The hour-long panel discussion featuring three MIT experts and three industry leaders from Singapore addressed distinctive modes of innovation that can be empirically associated with different countries or regions of the world--particularly as applied to the various developed and late-developing states in Asia. It also addressed the consequences of globalization and innovation in several industries.
William Keller, associate director of MIT's Center for International Studies, observed that new imperatives driven by economic and political instability may influence the ways in which Asian governments and companies think and behave regarding critical technology assets.
Eleanor Westney, the Society of Sloan Fellows Professor at the Sloan School of Management, focused on the role of multinationals in national innovation systems, the trend towards centers of excellence in innovation systems and the dissemination of best practices in technological innovations.
Simon Johnson, the Michael M. Koerner 1949 Career Development Associate Professor of Entrepreneurism, said state-sponsored research and multinational companies, rather than individual entrepreneurs, will be the source of innovation in the 21st century.

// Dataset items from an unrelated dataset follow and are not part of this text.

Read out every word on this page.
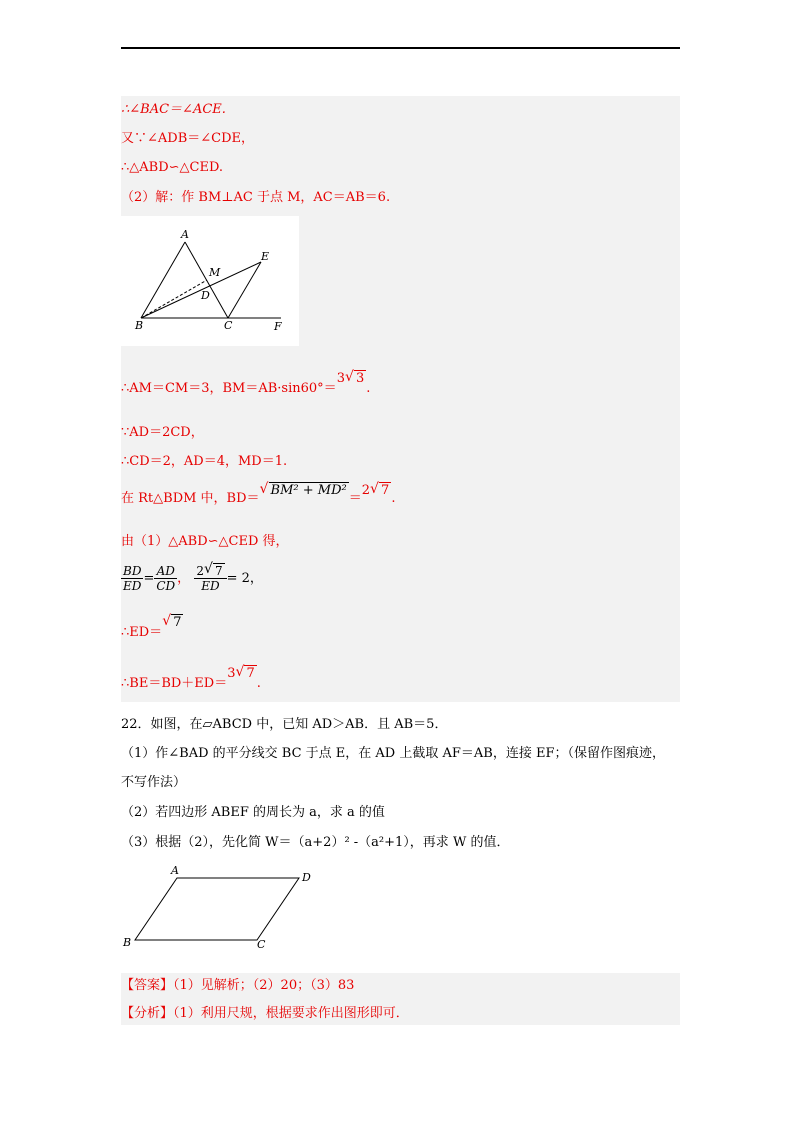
∴∠BAC＝∠ACE.
又∵∠ADB＝∠CDE，
∴△ABD∽△CED.
（2）解：作 BM⊥AC 于点 M，AC＝AB＝6.
A
E
M
D
B	C	F
∴AM＝CM＝3，BM＝AB·sin60°＝3 √ 3.
∵AD＝2CD，
∴CD＝2，AD＝4，MD＝1.
在 Rt△BDM 中，BD＝√ BM² + MD²＝2 √ 7.
由（1）△ABD∽△CED 得，
$\frac{BD}{ED} = \frac{AD}{CD}$ ， $\frac{2 √ 7}{ED} = 2$，
∴ED＝√ 7
∴BE＝BD＋ED＝3 √ 7.
22．如图，在▱ABCD 中，已知 AD＞AB．且 AB＝5．
（1）作∠BAD 的平分线交 BC 于点 E，在 AD 上截取 AF＝AB，连接 EF；（保留作图痕迹，
不写作法）
（2）若四边形 ABEF 的周长为 a，求 a 的值
（3）根据（2），先化简 W＝（a+2）² -（a²+1），再求 W 的值．
A
D
B	C
【答案】（1）见解析；（2）20；（3）83
【分析】（1）利用尺规，根据要求作出图形即可．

Further, political stability and openness to trade will be the key elements of Asia's economic growth over the next 50 years.
The Singaporean panelists, Chua Taik Him, Lap Chan and Teh Bong Lim, discussed innovation capacity of a country as both a function of market pull and technology push; the development of Taiwan and Singapore's semiconductor industry in three phases of innovation; and typical modes of innovation in local manufacturing enterprises in Singapore--incremental process innovation, industry/government alliance or innovation, and process innovation in new industries.
A version of this article appeared in MIT Tech Talk on May 8, 2002.